[PythonCAD] DXF reader testing (and IPC)
Eric Wilhelm
ewilhelm at sbcglobal.net
Thu Dec 4 21:51:55 EST 2003
> The following was supposedly scribed by
> Art Haas
> on Thursday 04 December 2003 08:39 am:
>> Art,
>>
>> Has pythoncad got any IPC capabilities yet? I've been thinking lately
>> about the possibility of TCP or socket communication. What would this do
>> for your load/save capabilities? (i.e. what if your save/load functions
>> just spawned a back-end and dumped/read XML over a pipe?)
>
>No, there isn't any code to do that yet. As for the loading and saving
>of files through a pipe, I've tried to write things so that doing this
>is possible. I don't know if anyone has tried to do this, however.
>Perhaps adding some kind of socket communications will be done - it
>should be easier to do than in other programs because we're writing
>Python code and have the socket module to make things easier.
>
>File loading is handled in 'Generic/imageio.py' in the load_image()
>function. This function takes an opened filehandle and reads from it.
>The filehandle can be a pipe or a diskfile. I've thought that the way to
>handling importing or exporting other file formats would be that the
>format reader would be a stand-alone program that reads the file in its
>native format and coverts the data into the PythonCAD format. The
>PythonCAD program itself would then read the output of the file reading
>program, possibly through a pipe or some sort of temporary file.
I've been working on CAD::Drawing as a file-format independent Perl interface
to vector graphics. The backend modules currently support dwg/dxf (via
opendwg toolkit) and I've started on some SQL-based storage methods. It
would be interesting to see this turn into a backend for PythonCAD. I plan
to integrate your dwg/dxf module via Inline (wrapping the python code in
Perl,) but you had also suggested before that a straight translation be done.
Either way would work, though the native Perl code may (possibly) be faster.
Memory becomes a problem unless you enable per/entity read/write (which is
also something that I have considered.) With my current setup, each format
just loads straight into a datastructure, but that could be loaded/freed
per-entity with the right design.
Maybe the pipe program would be something like 'cat' except that it would be
dumping each entity as xml. It might look something like the following:
use CAD::Drawing;
$d = CAD::Drawing->new(
dump_on_load => STDOUT,
outformat => "pythoncad",
);
$d->load(shift); # file-format autodetected (with optional over-rides)
I was interested in whether there might be a chance of some socket IPC because
I've put together the beginnings of a Tk gui and I wasn't liking the way it
looked for expandability. With writing all of the callbacks and selection
code, it was looking like too much would be happening within a codebase that
really just wanted to do batch processing.

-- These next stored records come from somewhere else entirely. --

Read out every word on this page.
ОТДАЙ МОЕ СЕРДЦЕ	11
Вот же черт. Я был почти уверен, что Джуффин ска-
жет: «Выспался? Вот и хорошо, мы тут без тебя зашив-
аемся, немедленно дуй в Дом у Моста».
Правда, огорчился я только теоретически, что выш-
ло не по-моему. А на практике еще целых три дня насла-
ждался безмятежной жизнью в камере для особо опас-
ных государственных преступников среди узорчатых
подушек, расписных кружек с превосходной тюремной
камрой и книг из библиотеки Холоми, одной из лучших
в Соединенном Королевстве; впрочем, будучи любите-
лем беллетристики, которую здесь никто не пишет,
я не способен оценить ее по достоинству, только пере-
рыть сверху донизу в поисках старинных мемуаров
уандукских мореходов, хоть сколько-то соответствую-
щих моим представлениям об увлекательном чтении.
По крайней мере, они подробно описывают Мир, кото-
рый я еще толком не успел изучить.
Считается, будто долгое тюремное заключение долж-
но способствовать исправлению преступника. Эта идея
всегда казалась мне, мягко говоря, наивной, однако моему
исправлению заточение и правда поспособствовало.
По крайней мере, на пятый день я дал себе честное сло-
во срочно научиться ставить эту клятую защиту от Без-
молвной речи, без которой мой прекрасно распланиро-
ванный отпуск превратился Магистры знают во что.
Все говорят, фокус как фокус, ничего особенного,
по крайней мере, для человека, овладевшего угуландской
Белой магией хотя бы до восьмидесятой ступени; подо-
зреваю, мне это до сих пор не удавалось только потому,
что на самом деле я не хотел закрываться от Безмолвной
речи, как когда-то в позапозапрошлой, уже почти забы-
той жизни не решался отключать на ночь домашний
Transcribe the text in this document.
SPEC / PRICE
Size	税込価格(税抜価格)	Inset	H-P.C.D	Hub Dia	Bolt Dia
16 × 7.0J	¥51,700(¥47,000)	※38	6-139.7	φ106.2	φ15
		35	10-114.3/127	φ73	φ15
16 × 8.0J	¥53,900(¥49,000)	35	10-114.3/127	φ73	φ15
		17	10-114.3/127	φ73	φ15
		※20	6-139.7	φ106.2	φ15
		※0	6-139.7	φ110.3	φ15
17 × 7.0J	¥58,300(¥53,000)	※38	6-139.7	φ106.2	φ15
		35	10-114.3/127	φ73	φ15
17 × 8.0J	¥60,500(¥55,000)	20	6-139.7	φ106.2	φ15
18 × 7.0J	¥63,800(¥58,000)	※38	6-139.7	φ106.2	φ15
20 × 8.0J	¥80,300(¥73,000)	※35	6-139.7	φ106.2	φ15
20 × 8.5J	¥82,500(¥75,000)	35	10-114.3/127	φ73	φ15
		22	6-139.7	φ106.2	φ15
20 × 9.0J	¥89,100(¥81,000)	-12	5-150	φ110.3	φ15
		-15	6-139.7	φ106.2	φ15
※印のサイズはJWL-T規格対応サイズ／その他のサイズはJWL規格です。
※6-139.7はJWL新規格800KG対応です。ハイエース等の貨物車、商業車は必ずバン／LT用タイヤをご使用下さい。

This got me thinking that maybe I
could write to a pipe and then open a socket connection and listen for
commands.
--Eric
BTW, CAD::Drawing was just uploaded to CPAN. Needs a decent makefile (which
won't be simple, but I'm working on it.) If you want to play with it or need
help installing it, feel free to drop me a line.
--
"It is impossible to make anything foolproof because fools are so ingenious."